Alkene metathesis (“Grubbs Reaction”) is now well-developed as a synthetic method. Still, there is a continuing effort to develop more efficient catalysts, and to extend the range of substrates that will participate efficiently.
William V. Murray of Johnson & Johnson, Raritan, NJ (J. Org. Chem. Buy2-Hydroxy-1-morpholin-4-ylethanone 2005, 70, 9636.DOI: 10.1021/jo0514624)and Sally-Ann Poulsen of Griffith University, Brisbane (Tetrahedron Lett. 2005, 46, 7389.DOI: 10.1016/j.tetlet.2005.08.126)independently reported that intramolecular alkene metathesis can be conveniently carried out under microwave irradiation. The cross metathesis of 1 and 2 to give 4 using the Grubbs second generation catalyst 3 required 24 hours at room temperature, or two hours in refluxing CH2Cl2. PMID:23341580 On microwave irradiation in a sealed vial, the reaction was complete in 15 minutes. Rapid heating of the reaction vessel in a conventional heating bath gave the same result, so there does not appear to be any special rate enhancement from the microwave, but it may offer a convenience in process development.
Alkene migration in the starting material and/or the product can be a serious issue with the Grubbs reaction. Robert H. Grubbs of Caltech (J. 2092067-90-6 structure Am. Chem. Soc. 2005, 127, 17160.DOI: 10.1021/ja052939w)reported that exposure of the diene 5 to G2 alone led mainly to 6. If 10 mol % of benzoquinone, or even better 2,6-dichloro or tetrafluorobenzoquinone, was included, the reaction delivered the simple metathesis product 7. Note that both 6 and 7 could potentially be useful. Joachim H. G. Steinke of Imperial College, London and Ramón Vilar of the Institute of Chemical Research of Catalonia (J. Org. Chem. 2005, 70, 8235.DOI: 10.1021/jo051120y)have found that monophenyl phosphoesters also suppress alkene migration.
Alkene metathesis is not limited to Ru catalysts. Fabien Gagosz of the Ecole Polytechnique, Palaiseau found (Org. Lett. 2005, 7, 4133.DOI: 10.1021/ol0515917)that an Au catalyst smoothly effected the metathesis cyclization of the ene yne substrate 8 to 9.
Esters can also participate in metathesis. In the course of establishing synthetic routes to the ladder polyether marine toxins, Jon D. Ranier of the University of Utah found (Tetrahedron Lett. 2005, 46, 7209.DOI: 10.1016/j.tetlet.2005.08.071)that the Takai-Utimoto stoichiometric Ti reagent effected direct conversion of alkenyl esters such as 10 into cyclic enol ethers such as 11.
Three interesting new families of Ru catalysts have been developed. Dennis P. Curran of the University of Pittsburgh has reported (J. Org. Chem. 2005, 70, 1636.DOI: 10.1021/jo048001n)light fluorous Grubbs-Hoveyda catalysts such as 12. Either alone or supported on fluorous silica gel, these catalysts are easily removed from the reaction mixture when the metathesis is complete. This minimizes Ru contamination of the product. The fluorous Ru catalyst can also be reused.

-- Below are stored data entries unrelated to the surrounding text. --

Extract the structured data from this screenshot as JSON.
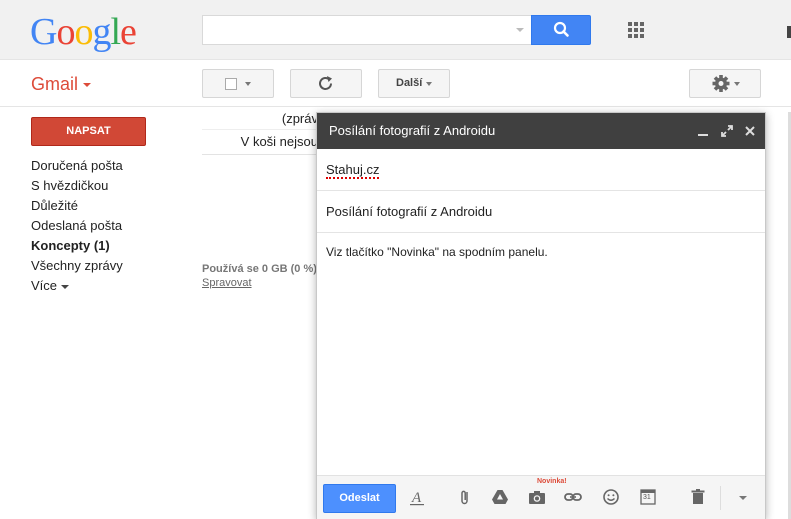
{
  "header": {
    "logo": {
      "letters": [
        {
          "ch": "G",
          "color": "#4285f4"
        },
        {
          "ch": "o",
          "color": "#ea4335"
        },
        {
          "ch": "o",
          "color": "#fbbc05"
        },
        {
          "ch": "g",
          "color": "#4285f4"
        },
        {
          "ch": "l",
          "color": "#34a853"
        },
        {
          "ch": "e",
          "color": "#ea4335"
        }
      ]
    },
    "search": {
      "value": "",
      "placeholder": ""
    }
  },
  "toolbar": {
    "app_label": "Gmail",
    "more_label": "Další"
  },
  "sidebar": {
    "compose_label": "NAPSAT",
    "items": [
      {
        "label": "Doručená pošta",
        "bold": false
      },
      {
        "label": "S hvězdičkou",
        "bold": false
      },
      {
        "label": "Důležité",
        "bold": false
      },
      {
        "label": "Odeslaná pošta",
        "bold": false
      },
      {
        "label": "Koncepty (1)",
        "bold": true
      },
      {
        "label": "Všechny zprávy",
        "bold": false
      }
    ],
    "more_label": "Více"
  },
  "main": {
    "line1": "(zpráv",
    "line2": "V koši nejsou",
    "usage": "Používá se 0 GB (0 %)",
    "manage": "Spravovat"
  },
  "compose": {
    "title": "Posílání fotografií z Androidu",
    "to": "Stahuj.cz",
    "subject": "Posílání fotografií z Androidu",
    "body": "Viz tlačítko \"Novinka\" na spodním panelu.",
    "send_label": "Odeslat",
    "new_badge": "Novinka!",
    "calendar_day": "31"
  },
  "colors": {
    "accent_blue": "#4d90fe",
    "gmail_red": "#dd4b39",
    "compose_red": "#d14836",
    "dialog_header": "#404040"
  }
}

Deryn E. Fogg of the University of Ottawa has created (J. Am. Chem. Soc. 2005, 127, 11882.DOI: 10.1021/ja042736s)a new family of phenoxide-substituted Ru complexes, illustrated by 13. The pyridine ligand is labile, so these catalysts are fast. They also appear to be more robust than G2, allowing lower catalyst loadings. It is particularly important that these aryloxide catalysts have a high affinity for silica gel. A single chromatography led to organic products containing less than 100 ppm Ru.
Amir H. Hoveyda of Boston College has developed a series of chiral Ru catalysts. The most recent entry (J. Am. Chem. Soc. 2005, 127, 6877. DOI: 10.1021/ja050179j)is the easily prepared 16, that draws its chirality from the inexpensive diphenylethylenediamine. Exposure of prochiral 14 to an excess of styrene15 in the presence of 5 mol % of the catalyst 16 for 30 min at room temperature delivered thecyclic ether 17 in 89% isolated yield and high ee.